As popularity for the sport increased, cars were strengthened and some purpose built ‘stock cars’ appeared. This led to three classes being formed: bangers, under- 1600cc and over-1600cc stock cars.
Andy Holford’s father Mike was an early stalwart of the Grimley track and it was only natural his son climbed into the driver’s seat as soon as he could.
“We weren’t allowed to race until we were 17 and I was there on my 17th birthday,” he said. “How did I do? I honestly can’t remember.

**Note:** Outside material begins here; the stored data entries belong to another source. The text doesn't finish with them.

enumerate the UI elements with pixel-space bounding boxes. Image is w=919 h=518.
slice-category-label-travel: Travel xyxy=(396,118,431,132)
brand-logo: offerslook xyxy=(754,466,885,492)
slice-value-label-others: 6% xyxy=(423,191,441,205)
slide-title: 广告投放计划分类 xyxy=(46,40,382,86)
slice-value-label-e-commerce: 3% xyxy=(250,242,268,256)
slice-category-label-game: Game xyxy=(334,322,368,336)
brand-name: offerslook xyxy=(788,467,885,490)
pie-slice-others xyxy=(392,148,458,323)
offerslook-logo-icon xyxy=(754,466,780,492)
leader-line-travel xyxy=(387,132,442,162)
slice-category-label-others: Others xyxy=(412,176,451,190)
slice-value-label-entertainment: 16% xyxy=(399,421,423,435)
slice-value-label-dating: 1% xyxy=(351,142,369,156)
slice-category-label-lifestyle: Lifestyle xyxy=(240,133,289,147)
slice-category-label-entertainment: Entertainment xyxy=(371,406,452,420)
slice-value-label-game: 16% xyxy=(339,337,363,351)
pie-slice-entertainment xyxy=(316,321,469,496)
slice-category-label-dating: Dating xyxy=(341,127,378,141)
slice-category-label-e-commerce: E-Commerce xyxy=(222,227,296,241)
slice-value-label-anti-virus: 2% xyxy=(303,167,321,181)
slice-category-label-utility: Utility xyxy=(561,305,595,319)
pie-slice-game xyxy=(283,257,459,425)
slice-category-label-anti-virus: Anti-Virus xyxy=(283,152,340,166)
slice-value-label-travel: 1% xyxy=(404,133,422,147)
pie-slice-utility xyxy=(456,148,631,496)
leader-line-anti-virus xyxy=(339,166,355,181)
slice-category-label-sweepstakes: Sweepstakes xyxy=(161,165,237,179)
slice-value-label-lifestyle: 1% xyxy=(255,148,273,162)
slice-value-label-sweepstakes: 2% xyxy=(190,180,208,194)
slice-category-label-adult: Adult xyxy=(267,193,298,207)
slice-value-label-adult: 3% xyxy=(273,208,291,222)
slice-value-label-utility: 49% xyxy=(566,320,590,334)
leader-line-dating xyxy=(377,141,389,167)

During the 1970s, Grimley became even more popular, with driver numbers reaching more than 100 in the banger class alone and spectators struggling to find a good viewing point. Despite dust clouds from the dry track, the racing was fierce until the water bowser was called in and turned the circuit into a muddy ice rink, much to the amusement of the watching crowds.
The 1980s saw the track improved with the erection of the Armco motorway barrier-type fence and the removal of the ‘tumps’ which carried electricity pylons across the track, allowing better viewing.
Renamed Grimley Raceway, the Formula 1 stock cars were phased out and the Formula 2 specification upgraded to a more national standard. A new ‘ministox’ formula was added, based on the Mini but considerably reinforced. They formed a cheap option for 10 to 16- year-olds to get into motorsport and were also run as an adult category.
Probably the greatest improvement to Grimley Raceway came in the 1990s, when the track was resurfaced with tarmac. The problems with dust were resolved, the racing faster, and wet days no longer a mud bath. Further categories were introduced, including non-contact classes for the first time and, as short circuit racing grew nationally, standard construction rules were adopted, allowing drivers from other clubs to compete.
Today, Grimley Raceway is recognised nationally, attracting drivers from all over the country in more than 10 formulas. But the basics of the sport remain the same.
Most of the cars are home-built, there are no factory teams and everyone mucks in to help their mates out and get them to the start line for the next race.
“Do you know, I still run the stock car I originally built back in 1988,” said Andy. “We take it home, stick it back together and send it out again.”
A competitive approach of which Mr Hamilton would be proud.